お人好しですぐに人に騙されるのがネックと言えるだろう。
地味なイケメンだが、これまでの人生で彼女が出来た試しがない。
思い通りにいかないのが人生のようだ。
今日も悪友の馬場アキラから電話があり、さんざん誂われた。
『ああァ、そういえばさァ。『ニート法案』が国会で通過したんだろう』
「ンううゥッ、ニート法案ねえェ」
あまり期待はしていない。これまでの政府の企画した少子高齢化対策は、ほとんど愚策と言って良いだろう。

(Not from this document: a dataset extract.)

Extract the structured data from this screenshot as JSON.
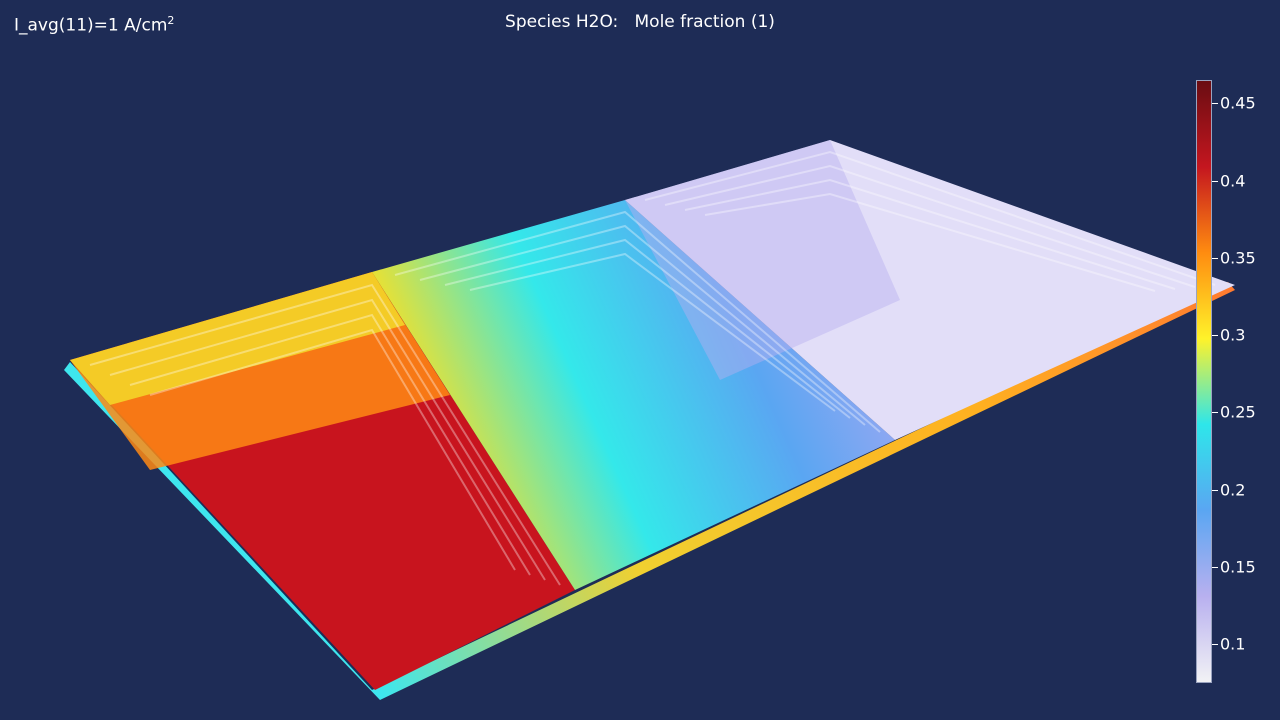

『ポーもエントリーしたんだろう。マッチングアプリに?』
カレはボクの事をポーと呼んだ。
「まァな。首尾よく結婚できたら、国家公務員と同じ待遇らしいから」
謳い文句だけは立派だ。
二十一世紀に入り日本は結婚率は右肩下がりだ。当然ながら出生者数も激減だ。
今回のニート結婚法案も政府の苦肉の策と言って良いだろう。
少しでも結婚する男女を増やそうと躍起になっているようだ。
『ごきげんじゃん。ニートが日本を救うんだからさァ!』
「フフッ、そんな夢みたいな事があるかよ。宝くじと同じなんだからさァ。どうせマッチングアプリに登録したって、当たりはしないよォ」
ボクは生まれつき運が悪い。
今は結婚した同級生のカレンも中学時代、ボクの事が好きだったらしい。
この前の同窓会で告白された。
ところが鈍感なボクは気づかずにスルーしてしまった。
真面目なのも考えものだ。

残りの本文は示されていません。